Lake maintenance¶
A lakehouse degrades without upkeep. Streaming-sized commits pile up small files, merge-on-read folds accumulate delete files that slow every scan, snapshots and manifests grow without bound, and a crash can strand files no commit ever adopted. Modak owns this lifecycle by default: every table gets a maintenance pass on a schedule, driven by a per-table policy, inside safety bounds only Modak can compute.

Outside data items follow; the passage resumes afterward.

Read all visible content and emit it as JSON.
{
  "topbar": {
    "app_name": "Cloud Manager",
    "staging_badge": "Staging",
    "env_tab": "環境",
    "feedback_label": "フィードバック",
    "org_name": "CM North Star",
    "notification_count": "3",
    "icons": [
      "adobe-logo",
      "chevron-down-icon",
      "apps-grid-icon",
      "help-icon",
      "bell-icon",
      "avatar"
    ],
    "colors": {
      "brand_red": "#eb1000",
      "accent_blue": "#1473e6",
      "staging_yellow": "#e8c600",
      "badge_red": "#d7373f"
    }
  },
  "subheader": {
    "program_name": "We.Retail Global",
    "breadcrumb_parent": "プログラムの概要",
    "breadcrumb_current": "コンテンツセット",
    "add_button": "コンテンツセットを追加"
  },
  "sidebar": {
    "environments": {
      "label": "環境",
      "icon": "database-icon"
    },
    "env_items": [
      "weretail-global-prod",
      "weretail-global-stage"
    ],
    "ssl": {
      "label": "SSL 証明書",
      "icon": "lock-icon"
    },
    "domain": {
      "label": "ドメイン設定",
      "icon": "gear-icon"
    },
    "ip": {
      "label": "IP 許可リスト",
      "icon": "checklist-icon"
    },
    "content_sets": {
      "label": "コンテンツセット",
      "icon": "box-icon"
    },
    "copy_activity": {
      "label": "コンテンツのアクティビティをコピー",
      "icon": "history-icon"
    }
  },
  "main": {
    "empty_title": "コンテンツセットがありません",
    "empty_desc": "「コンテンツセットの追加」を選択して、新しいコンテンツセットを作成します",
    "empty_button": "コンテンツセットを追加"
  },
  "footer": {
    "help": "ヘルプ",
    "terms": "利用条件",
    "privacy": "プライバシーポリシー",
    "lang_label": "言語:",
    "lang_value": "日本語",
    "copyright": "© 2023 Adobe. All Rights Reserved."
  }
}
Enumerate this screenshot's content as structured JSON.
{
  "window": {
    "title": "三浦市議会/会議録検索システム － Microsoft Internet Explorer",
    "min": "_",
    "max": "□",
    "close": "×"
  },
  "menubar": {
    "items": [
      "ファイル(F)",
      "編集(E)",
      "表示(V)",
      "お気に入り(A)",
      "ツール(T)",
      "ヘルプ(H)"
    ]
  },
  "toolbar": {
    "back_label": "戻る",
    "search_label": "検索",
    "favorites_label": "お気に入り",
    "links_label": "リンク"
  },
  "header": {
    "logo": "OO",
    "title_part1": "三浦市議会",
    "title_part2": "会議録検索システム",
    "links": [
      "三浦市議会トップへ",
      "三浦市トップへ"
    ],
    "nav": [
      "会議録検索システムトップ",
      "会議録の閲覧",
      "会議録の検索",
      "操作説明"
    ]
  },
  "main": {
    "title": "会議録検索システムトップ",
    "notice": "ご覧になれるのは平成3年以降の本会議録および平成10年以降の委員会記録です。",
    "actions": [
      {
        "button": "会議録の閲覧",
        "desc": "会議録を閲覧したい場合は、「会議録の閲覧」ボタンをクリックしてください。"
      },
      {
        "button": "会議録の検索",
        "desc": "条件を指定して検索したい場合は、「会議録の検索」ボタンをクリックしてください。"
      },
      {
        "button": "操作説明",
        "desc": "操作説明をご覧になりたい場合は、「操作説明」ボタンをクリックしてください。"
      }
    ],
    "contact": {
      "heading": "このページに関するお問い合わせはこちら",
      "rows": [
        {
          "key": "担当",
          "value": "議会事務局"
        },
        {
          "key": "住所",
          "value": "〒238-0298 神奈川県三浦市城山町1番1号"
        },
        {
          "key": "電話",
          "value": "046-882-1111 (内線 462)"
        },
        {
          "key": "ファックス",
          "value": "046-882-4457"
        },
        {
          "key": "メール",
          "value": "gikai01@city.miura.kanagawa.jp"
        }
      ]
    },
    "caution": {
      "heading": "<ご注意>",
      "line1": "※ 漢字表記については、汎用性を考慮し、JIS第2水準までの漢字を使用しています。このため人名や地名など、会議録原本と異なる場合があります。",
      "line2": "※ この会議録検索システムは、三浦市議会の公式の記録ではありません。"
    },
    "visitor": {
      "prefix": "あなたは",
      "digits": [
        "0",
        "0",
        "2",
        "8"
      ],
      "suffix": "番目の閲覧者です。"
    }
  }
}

Maintenance is also optional. Every pass can be disabled per table or fleet wide, so a team that already runs its own compaction keeps doing exactly that. What is not optional is the safety story below.
Who owns what¶
The design splits ownership along the same seam as the rest of Modak:
- Modak owns scheduling, policy, and safety. It decides when a pass runs,
resolves the settings, and computes two bounds every pass must honor: no
snapshot at or above the oldest pinned reader horizon may expire (pinned
reads scan an old
metadata_locationwhose files must stay put), and staged Stream Load files awaiting adoption must never be deleted. - The format plugin owns the work. Which operations exist, what the policy keys mean, and what a pass reports are Iceberg's business today and a future format's tomorrow. Nothing in the catalog, console, or metrics assumes Iceberg's vocabulary.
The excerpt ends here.